I am using OBIEE 12c for BI Analytics. The LDAP authentication is set up in WebLogic by creating MSAD_Provider.
Security Realm -> myrealm -> Providers -> MSAD_Provider
Under Configuration -> Common, I set:
Control Flag = SUFFICIENT
Under Configuration -> Provider Specific, here are the following settings:
Connection
Host: ldap1.domain.com ldap2.domain.com
Port: 389
Principal: AD user with admin/read access to users and groups information.
Credential: password for the Principal user specified above.
Users
User Base DN: OU where all users exist.
All Users Filter: (&(sAMAccountName=*)(objectclass=user))
User From Name Filter: (&(sAMAccountName=%u)(objectclass=user))
User Search Scope: subtree
User Name Attribute: sAMAccountName
User Object class: user
Groups
Group Base DN: OU where all groups exist.
All Groups Filter: (&(CN=*)(objectclass=group))

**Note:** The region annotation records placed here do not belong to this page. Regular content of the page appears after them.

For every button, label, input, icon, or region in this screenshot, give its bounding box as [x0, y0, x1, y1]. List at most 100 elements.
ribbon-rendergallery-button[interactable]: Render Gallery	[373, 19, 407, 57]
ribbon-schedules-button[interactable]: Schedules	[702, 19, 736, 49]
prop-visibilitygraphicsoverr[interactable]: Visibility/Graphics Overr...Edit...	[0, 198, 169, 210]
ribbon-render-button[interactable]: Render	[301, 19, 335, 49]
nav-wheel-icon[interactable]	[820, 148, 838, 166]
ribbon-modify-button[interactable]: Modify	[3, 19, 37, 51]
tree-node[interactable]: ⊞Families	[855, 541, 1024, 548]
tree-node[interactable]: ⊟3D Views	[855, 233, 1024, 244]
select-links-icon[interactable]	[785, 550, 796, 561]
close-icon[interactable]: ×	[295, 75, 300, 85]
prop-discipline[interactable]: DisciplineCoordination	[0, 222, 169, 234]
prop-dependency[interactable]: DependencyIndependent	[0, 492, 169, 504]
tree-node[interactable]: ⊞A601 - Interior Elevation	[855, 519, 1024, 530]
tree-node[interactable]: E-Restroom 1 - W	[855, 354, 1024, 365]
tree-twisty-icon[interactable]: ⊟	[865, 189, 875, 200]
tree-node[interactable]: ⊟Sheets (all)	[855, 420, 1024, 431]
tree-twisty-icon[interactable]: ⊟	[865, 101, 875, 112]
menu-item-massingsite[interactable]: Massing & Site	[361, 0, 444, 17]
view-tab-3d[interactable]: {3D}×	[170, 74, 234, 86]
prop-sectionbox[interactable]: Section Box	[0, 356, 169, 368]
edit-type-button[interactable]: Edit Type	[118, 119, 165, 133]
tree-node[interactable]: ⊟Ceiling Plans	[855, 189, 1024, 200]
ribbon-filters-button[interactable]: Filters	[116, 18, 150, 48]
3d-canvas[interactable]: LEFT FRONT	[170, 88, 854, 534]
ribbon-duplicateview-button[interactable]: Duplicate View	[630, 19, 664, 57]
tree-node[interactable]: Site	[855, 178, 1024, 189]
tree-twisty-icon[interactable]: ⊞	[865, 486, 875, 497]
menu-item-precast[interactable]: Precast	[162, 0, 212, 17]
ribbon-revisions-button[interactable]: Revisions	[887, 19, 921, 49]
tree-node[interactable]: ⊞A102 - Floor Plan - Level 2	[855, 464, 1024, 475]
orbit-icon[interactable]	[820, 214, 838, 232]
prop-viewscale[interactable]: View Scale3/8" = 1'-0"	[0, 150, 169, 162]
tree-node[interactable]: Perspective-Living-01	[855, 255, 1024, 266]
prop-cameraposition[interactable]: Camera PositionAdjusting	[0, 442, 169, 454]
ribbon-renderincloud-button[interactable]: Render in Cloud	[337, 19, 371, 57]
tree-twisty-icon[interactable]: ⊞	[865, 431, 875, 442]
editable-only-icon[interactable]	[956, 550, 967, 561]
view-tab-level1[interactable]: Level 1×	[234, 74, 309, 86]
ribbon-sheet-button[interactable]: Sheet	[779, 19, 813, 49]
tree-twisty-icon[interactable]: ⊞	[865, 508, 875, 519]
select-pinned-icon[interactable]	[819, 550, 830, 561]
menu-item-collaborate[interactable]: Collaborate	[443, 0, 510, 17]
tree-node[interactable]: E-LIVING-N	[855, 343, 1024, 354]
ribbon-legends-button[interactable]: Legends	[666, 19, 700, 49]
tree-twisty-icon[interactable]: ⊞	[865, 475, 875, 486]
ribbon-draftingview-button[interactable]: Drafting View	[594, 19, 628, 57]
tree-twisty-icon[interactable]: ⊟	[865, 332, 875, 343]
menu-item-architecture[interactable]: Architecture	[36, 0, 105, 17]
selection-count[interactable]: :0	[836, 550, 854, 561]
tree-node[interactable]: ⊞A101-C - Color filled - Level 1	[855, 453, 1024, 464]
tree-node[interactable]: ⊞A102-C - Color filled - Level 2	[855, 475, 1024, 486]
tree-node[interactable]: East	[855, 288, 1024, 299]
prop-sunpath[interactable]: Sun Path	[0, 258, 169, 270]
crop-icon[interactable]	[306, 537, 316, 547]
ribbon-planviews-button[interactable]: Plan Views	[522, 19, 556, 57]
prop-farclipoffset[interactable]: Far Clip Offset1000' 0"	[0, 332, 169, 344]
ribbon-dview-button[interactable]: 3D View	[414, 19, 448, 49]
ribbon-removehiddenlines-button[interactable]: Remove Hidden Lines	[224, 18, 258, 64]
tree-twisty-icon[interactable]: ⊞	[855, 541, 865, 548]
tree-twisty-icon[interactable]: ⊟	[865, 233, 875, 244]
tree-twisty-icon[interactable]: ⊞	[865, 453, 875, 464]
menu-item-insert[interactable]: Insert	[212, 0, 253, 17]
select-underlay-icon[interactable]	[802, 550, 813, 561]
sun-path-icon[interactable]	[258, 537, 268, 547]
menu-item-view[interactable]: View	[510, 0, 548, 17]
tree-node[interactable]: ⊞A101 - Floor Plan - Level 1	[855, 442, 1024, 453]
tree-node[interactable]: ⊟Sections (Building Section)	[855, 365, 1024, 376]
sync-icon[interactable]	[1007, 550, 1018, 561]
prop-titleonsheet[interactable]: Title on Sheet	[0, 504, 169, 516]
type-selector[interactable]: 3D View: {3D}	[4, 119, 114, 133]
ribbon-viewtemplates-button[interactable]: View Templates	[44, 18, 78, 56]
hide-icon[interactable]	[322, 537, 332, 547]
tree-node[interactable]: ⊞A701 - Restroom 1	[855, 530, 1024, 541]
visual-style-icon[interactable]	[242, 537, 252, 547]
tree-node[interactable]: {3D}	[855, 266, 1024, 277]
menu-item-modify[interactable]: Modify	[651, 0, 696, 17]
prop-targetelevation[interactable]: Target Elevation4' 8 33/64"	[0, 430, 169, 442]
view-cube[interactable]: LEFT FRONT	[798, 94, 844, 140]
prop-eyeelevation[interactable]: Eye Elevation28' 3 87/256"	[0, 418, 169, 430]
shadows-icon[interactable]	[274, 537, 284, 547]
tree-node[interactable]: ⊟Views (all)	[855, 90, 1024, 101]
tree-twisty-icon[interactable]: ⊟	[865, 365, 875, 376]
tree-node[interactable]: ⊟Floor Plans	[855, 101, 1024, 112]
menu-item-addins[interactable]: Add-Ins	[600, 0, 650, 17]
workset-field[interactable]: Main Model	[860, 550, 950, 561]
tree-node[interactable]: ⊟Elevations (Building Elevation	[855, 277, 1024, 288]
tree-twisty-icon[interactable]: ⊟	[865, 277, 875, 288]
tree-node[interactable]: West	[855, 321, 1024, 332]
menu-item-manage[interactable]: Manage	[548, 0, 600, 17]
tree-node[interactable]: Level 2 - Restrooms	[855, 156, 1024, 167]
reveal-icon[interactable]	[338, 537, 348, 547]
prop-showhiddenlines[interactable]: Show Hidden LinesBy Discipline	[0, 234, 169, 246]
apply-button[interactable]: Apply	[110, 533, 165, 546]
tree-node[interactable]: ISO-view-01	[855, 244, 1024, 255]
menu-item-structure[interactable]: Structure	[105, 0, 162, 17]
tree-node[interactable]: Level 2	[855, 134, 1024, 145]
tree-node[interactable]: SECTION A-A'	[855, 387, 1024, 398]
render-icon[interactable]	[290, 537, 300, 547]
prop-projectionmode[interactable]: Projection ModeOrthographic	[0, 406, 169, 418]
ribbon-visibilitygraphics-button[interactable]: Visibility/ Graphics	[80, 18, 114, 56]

Group From Name Filter: (&(CN=%g)(objectclass=group))
Group Search Scope: subtree
Group Membership Searching: unlimited
Max Group Membership Search Level: 10
General
Connect Timeout: 30
Connect Retry Limit: 1
Parallel Connect Delay: 0
Result Time Limit: 0
After saving and applying all the changes, it's time for me to test if LDAP server can fail over in case one of them fails to operate.
I understand the host on the left (ldap1) is always a primary server OBIEE will authenticate. If the primary server is down, OBIEE will authenticate the secondary server on the right (ldap2) instead. Unfortunately, when ldap1 is down and I log in OBIEE page with my AD user, it will keep forever loading with a white page. Interestingly, when ldap1 is still up and ldap2 is down, it also keeps loading with a white page. This is a weird situation how the secondary server being down while the primary server being up affects the authentication.
I would like to seek suggestions how to resolve this.